How the world’s biggest medical device maker made $2.5bn in sales from Ebola outbreaks
The Ebola virus pandemic has seen a new wave of sales for the world, as the global medical device industry is starting to recover from the crisis.
A new report from the International Federation of Robotics (IFR) says global sales of medical devices, including vaccines, medicines and implants, increased 6.7 per cent last year, up from 6.1 per cent the year before.
It says that the global market is projected to reach $9.2 billion by 2019, which is up from $946 million in 2014.
The report says that these sales are mostly driven by medical devices sold in developing countries.
It also points to the rise of the healthcare industry, which has been able to generate substantial income from its sale of medical products.
In some countries, it has been more successful than other industries in making money.
In many countries, the medical industry is experiencing a shortage of medical supplies, so they are now increasingly using their own money to purchase goods, according to the report.
The report also notes that many countries are using their purchasing power to purchase medical devices from other countries, which can be used to build up a surplus.
In 2016, there were 8.3 million medical devices in use in the world.
By 2019, there will be more than 14 million, according the report, and that number is projected at 15 million by 2022.
According to the IFR report, the global health crisis has also hit the manufacturing sector, with manufacturing revenues from Ebola vaccines and vaccines for use in developing and developing countries declining by an average of 14 per cent.
The International Federation for Robotics said that it expects the global supply chain to remain stable during the Ebola pandemic, as many medical devices can be purchased by manufacturers in a single shipment and they can continue to provide healthcare to patients.

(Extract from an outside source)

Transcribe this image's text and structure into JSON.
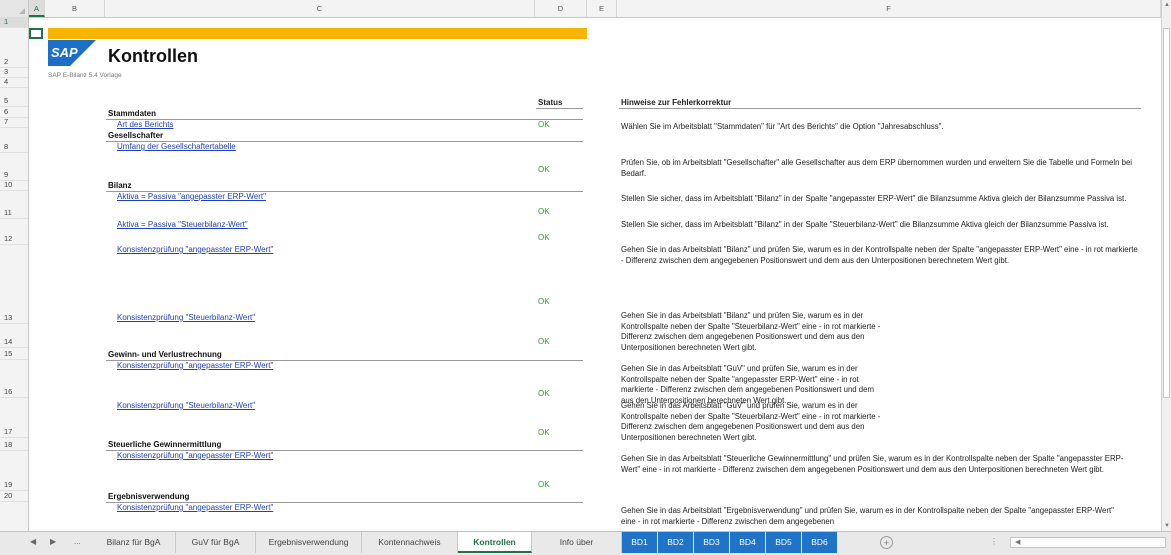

The IFR also notes the impact that the Ebola crisis has had on the pharmaceutical sector.
The association noted that there is an increase in the use of antibiotics and vaccines, as well as the increased availability of pharmaceuticals in developing nations.
It also said that the pharmaceutical industry is not immune to the pandemic.
For instance, in countries like Brazil, the price of antibiotics used in developing regions of the world has risen significantly, as has the amount of drugs used to treat Ebola patients.